Baclofen – Is This Common Muscle Relaxant the Cure for Alcoholism?

Baclofen a common muscle relaxant medication that suppresses cravings for alcohol — and is believed by many to be the solution to the incurable disease of alcoholism.

In the United States alone, approximately 14 million people are addicted to alcohol, or abuse alcohol. In addition, an estimated 43% of American adults have had a child, parent, sibling or spouse who is or was an alcoholic.

Countless jobs and productivity hours have been lost, an untold number of marriages have failed, and children have been born with birth defects because of alcoholism.



Overcoming Alcoholism

Alcoholism is a disease involving the inability to control alcohol consumption. Alcohol is a toxic agent that impairs cellular respiration and causes histotoxic hypoxia, a condition characterized by the inability of cells and tissues to utilize or metabolize the oxygen from the bloodstream. This is one of the reasons why alcoholism is often chronic and progressive.

According to addiction experts, treatment centers, self-help groups like Alcoholics Anonymous (AA) and the Food and Drug Administration (FDA)… no medication is considered a “cure” for alcoholism. However, a French-American doctor, Olivier Ameisen, M.D., has proven otherwise.

Dr. Ameisen is a cardiologist at New York Hospital-Cornell University Medical College, and a recovered alcoholic. He used to be a binge drinker, according to a profile featured in The Guardian (May 2010). In the late 1990s, he was regularly hospitalized for alcohol treatment — even though he had tried everything, including the use of the drug Antabuse, acupuncture, hypnosis, Valium, yoga and participation in Alcoholics Anonymous

In 2000, he read an article in the New York Times about a cocaine user who cured his addiction by taking the drug baclofen, which quite ironically, was prescribed for a muscle problem.

Baclofen Study on Curing Alcohol Addiction

Not long thereafter, Dr. Ameisen self-medicated with baclofen and consequently cured his alcohol addiction. He told The Guardian that the medication reduced his craving for alcohol and enabled him to remain abstinent for longer periods until eventually, he became completely and effortlessly indifferent to alcohol .

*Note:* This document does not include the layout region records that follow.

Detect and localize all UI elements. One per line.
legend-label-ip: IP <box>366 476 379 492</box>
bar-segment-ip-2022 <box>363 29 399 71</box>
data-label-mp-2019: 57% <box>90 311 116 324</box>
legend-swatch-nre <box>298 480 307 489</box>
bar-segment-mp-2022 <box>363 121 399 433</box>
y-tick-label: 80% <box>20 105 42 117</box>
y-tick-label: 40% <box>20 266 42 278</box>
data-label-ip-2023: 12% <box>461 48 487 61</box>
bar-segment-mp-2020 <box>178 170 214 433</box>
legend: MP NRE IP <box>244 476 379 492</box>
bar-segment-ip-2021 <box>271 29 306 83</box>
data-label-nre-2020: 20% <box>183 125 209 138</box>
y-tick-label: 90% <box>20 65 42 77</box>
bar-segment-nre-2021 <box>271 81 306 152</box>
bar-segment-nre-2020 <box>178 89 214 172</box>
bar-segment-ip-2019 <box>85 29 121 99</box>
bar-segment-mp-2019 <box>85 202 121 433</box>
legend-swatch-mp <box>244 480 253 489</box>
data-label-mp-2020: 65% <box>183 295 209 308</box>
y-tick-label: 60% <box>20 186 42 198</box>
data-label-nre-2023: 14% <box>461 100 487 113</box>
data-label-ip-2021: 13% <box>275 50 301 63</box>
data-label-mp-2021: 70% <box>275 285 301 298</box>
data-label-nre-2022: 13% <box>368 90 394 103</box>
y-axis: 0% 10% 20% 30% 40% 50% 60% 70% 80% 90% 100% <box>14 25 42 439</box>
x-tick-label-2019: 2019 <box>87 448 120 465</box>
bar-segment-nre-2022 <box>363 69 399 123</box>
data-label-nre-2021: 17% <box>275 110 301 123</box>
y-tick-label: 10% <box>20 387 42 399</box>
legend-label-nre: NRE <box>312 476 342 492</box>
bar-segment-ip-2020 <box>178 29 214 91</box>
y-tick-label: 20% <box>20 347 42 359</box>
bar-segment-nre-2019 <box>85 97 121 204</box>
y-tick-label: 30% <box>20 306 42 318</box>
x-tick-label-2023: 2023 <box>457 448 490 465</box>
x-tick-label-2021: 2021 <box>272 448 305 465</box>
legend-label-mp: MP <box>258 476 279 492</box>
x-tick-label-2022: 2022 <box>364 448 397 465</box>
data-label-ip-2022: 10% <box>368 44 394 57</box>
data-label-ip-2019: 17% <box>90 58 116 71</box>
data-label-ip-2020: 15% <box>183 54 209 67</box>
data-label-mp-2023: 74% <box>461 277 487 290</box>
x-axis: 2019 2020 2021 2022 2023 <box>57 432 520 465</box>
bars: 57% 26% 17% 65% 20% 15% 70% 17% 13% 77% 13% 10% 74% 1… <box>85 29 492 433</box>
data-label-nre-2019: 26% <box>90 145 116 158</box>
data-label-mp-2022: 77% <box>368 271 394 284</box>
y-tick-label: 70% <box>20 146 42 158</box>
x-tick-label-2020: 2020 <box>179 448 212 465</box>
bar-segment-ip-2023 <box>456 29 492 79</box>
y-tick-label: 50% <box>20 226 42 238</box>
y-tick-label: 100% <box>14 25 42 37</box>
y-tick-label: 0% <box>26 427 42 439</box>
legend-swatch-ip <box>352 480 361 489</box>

In his book, The End of My Addiction: How One Man Cured Himself of Alcoholism (which became a bestseller in France in 2008), Dr. Ameisen states that baclofen, used off-label and in high doses, can cure all addictions, including alcohol, cocaine, heroin, smoking, bulimia and anorexia, compulsive shopping and gambling.

The muscle relaxant and anti-spastic aspects of the medication (brand names Kemstro and Lioresal) appears to loosen the hold of panic attacks and obsessive thinking.



A study by the UCLA Neuropsychiatric Institute had earlier touted baclofen as an antidote for cocaine abusers. A double-blind study conducted in 2007 at the Institute of Internal Medicine of the Catholic University of Rome found 70% of alcohol-dependent test subjects treated with baclofen achieved sobriety compared to only 30% of those treated with placebo.



According to the World Health Organization baclofen may just be the solution that could prevent the deaths of the approximately 2 million people around the world who die from the effects of alcohol each year.

Dr. Ameisen’s fellow physicians from institutions like the Memorial Sloan-Kettering Cancer Center and the McLean Hospital Division of Alcohol and Drug Abuse of Harvard University have become believers and advocates of baclofen for the suppression of alcohol, cocaine and heroin cravings.